Manager Humas KAI Daop 5 Purwokerto, M. As'ad Habibuddin, mengatakan peningkatan tersebut menunjukkan semakin tingginya kepercayaan masyarakat terhadap kereta api sebagai moda transportasi yang aman, nyaman, tepat waktu, dan andal.
Menurutnya, capaian tersebut merupakan hasil dari berbagai langkah strategis yang terus dilakukan KAI, mulai dari optimalisasi kapasitas tempat duduk, penguatan aspek operasional, penyelenggaraan program tarif promo, hingga komitmen seluruh insan KAI dalam memberikan pelayanan terbaik kepada pelanggan.
"Bertambahnya jumlah penumpang menjadi bukti bahwa masyarakat semakin memilih kereta api sebagai sarana transportasi utama untuk berbagai keperluan perjalanan," ujar As'ad, Selasa (7/7/2026).
Data KAI Daop 5 menunjukkan Stasiun Purwokerto masih menjadi stasiun keberangkatan dengan jumlah pelanggan tertinggi, yakni 914.605 penumpang. Posisi berikutnya ditempati Stasiun Kutoarjo dengan 338.117 penumpang, Stasiun Kroya sebanyak 283.583 penumpang, Stasiun Kebumen 196.379 penumpang, serta Stasiun Gombong dengan 141.226 penumpang.
Sementara itu, lima tujuan perjalanan favorit penumpang dari wilayah Daop 5 adalah Stasiun Pasarsenen dengan 349.445 pelanggan, disusul Stasiun Yogyakarta sebanyak 276.360 pelanggan, Stasiun Kiaracondong 151.115 pelanggan, Stasiun Gambir 146.966 pelanggan, dan Stasiun Bekasi sebanyak 144.285 pelanggan.

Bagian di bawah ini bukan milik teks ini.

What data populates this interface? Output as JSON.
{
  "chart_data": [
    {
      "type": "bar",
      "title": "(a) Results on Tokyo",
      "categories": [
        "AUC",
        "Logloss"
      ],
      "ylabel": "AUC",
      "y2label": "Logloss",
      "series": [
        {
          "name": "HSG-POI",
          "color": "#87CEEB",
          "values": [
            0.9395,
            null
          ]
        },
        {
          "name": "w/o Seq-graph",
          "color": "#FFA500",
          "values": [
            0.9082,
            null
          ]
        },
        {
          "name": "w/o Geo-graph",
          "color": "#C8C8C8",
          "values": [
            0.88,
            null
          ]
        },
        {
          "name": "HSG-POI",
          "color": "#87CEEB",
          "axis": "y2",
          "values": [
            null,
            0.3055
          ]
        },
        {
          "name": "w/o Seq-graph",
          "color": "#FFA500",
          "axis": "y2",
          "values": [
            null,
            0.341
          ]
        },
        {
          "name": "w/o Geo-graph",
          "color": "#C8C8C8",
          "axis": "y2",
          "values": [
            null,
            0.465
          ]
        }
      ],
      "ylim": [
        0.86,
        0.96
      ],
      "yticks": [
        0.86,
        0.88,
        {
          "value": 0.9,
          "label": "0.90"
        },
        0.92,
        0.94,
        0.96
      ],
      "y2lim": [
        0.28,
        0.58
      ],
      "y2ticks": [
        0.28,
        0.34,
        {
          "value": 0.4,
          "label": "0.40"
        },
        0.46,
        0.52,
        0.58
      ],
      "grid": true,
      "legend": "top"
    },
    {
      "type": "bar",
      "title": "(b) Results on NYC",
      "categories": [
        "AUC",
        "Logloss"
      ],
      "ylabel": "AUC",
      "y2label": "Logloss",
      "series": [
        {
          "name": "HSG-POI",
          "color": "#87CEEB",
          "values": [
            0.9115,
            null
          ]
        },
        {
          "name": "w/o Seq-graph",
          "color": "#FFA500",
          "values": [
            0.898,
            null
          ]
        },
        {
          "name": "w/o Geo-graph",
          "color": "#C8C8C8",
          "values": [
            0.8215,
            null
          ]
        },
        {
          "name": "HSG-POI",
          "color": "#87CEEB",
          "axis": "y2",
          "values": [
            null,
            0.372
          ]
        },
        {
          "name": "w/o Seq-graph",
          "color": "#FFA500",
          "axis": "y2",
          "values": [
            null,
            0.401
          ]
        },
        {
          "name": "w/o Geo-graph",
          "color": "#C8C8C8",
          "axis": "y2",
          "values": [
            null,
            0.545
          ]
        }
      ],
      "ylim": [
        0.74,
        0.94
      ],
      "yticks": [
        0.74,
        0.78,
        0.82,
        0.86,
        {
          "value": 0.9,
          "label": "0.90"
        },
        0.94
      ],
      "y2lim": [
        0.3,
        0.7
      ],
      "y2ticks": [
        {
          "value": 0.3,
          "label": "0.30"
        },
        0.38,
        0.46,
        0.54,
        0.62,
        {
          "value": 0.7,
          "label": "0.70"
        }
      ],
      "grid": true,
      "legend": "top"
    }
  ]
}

As'ad menambahkan, salah satu faktor yang mendorong meningkatnya minat masyarakat menggunakan kereta api adalah tingginya tingkat ketepatan waktu perjalanan atau On Time Performance (OTP).
Selama Semester I 2026, OTP keberangkatan kereta api penumpang mencapai 99,84 persen, sedangkan OTP kedatangan sebesar 97,59 persen.
Untuk menjaga bahkan meningkatkan kinerja tersebut, KAI Daop 5 terus melakukan perawatan sarana dan prasarana secara berkala, memperkuat koordinasi operasional, serta meningkatkan kompetensi sumber daya manusia di lapangan.
"Kami mengucapkan terima kasih kepada seluruh pelanggan yang telah mempercayakan kereta api sebagai pilihan transportasi. Capaian ini menjadi motivasi bagi kami untuk terus berinovasi dan meningkatkan kualitas layanan agar perjalanan dengan kereta api semakin aman, nyaman, tepat waktu, dan berkesan," tutup As'ad.